Главным в разговоре, кажется, был Стэнтон Перкинс, огромный парень с квадратной головой, игравший в оборонительной линии. Его стаканчик был почти пуст, и он единственный, кого я отчетливо слышала за грохотом включенной на полную громкость стереоситемы Лаи.
— Как я уже сказал, это была хорошая игра, — начал он снова. — Не лучшая наша работа, но можно подумать, теперь это имеет хоть какое-то значение.
Он бросил многозначительный взгляд на Кэса.
— Я бы хотел играть поактивнее, — ответил Кэс.
— Сочувствую вам, парни, — сказал Стэнтон. Мне показалось, что музыку прибавили, и его голос тоже стал громче. — Пока Линли на поле, все нападение сидит без дела.
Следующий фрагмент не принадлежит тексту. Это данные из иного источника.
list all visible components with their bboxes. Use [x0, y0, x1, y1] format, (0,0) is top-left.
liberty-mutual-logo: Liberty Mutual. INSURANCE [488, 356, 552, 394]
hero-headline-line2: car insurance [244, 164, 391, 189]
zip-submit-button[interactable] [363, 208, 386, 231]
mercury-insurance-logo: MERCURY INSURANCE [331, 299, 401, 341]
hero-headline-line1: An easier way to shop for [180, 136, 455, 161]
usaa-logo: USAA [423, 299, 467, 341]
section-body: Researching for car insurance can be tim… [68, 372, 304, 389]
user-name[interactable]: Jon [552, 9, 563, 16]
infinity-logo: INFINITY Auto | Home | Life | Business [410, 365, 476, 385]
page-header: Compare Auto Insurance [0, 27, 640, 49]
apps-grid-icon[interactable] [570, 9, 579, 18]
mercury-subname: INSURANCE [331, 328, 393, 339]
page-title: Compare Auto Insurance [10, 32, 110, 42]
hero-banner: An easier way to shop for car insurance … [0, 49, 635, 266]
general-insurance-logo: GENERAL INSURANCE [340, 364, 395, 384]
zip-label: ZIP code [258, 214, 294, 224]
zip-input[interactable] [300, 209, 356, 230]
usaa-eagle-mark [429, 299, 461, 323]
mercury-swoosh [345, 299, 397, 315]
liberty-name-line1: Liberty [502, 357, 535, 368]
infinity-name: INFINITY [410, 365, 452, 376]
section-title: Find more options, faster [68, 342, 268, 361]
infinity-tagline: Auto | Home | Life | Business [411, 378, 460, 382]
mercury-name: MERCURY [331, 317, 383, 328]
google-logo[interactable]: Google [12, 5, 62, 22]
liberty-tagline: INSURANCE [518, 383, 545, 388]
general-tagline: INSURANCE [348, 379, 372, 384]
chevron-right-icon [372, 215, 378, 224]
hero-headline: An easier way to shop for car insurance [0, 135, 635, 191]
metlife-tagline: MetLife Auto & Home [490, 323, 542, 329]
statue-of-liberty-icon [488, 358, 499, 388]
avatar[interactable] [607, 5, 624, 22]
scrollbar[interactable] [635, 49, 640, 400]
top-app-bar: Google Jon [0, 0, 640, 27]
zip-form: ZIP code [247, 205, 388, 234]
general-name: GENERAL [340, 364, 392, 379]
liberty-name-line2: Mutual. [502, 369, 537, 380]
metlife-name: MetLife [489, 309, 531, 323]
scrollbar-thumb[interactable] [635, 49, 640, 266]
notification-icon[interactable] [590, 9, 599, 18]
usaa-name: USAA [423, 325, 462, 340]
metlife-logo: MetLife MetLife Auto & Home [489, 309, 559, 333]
Один из парней сказал что-то о перехвате, который осуществил Джексон, и о пятнадцати ярдах, которые пробежал Смит перед четвертым тачдауном. Но Стэнтон отмахнулся своей огромной ручищей:
— Единственные парни, которые прикасаются к мячу, это Уилкокс и Линли, и то Уилкокс только потому, что он гребанный квотербек! Все остальное простая случайность!
Он допил свой стаканчик и продолжил:
— Без Линли мы все играли бы лучше. Получили бы слаженную команду, как и должно быть. Чтобы впереди был Кэс, а не какой-то отщепенец из Шонесси, который всеми распоряжается.
Стэнтон Перкинс был от природы неприятным. Можно с уверенностью сказать, что он из тех людей, которые в детстве дергали котов за хвост и бросали камни в машины.
Я посмотрела на Кэса, ожидая его ответа. Но он только улыбнулся и сжал мое плечо, уводя меня от компании и говоря что-то о напитках. Только когда мы вышли из кухни, он сказал мне на ухо:
— Этот парень пугает меня до чертиков.
Я кивнула.
— Будущий взрыватель почтовых ящиков.
Кэс засмеялся, но не успел ответить, потому что, как только мы добрались до гостиной, нам помахал Джордан Хантер.
Джордан не только состоял в школьной команде и учился на одни пятерки, но и, в соответствии с клише, считался самым крутым парнем в школе. И сейчас он сидел в окружении своих почитателей на забитом секционном диване Лаи, натянув капюшон своей кофты поверх бейсболки. Огромные зеркальные солнечные очки отражали окруживших его поклонников. Под капюшоном скрывались фирменные дреды Джордана, а из-за очков фирменно блестели глаза. Это признак истинной крутизны — роскошь скрывать свои лучшие черты.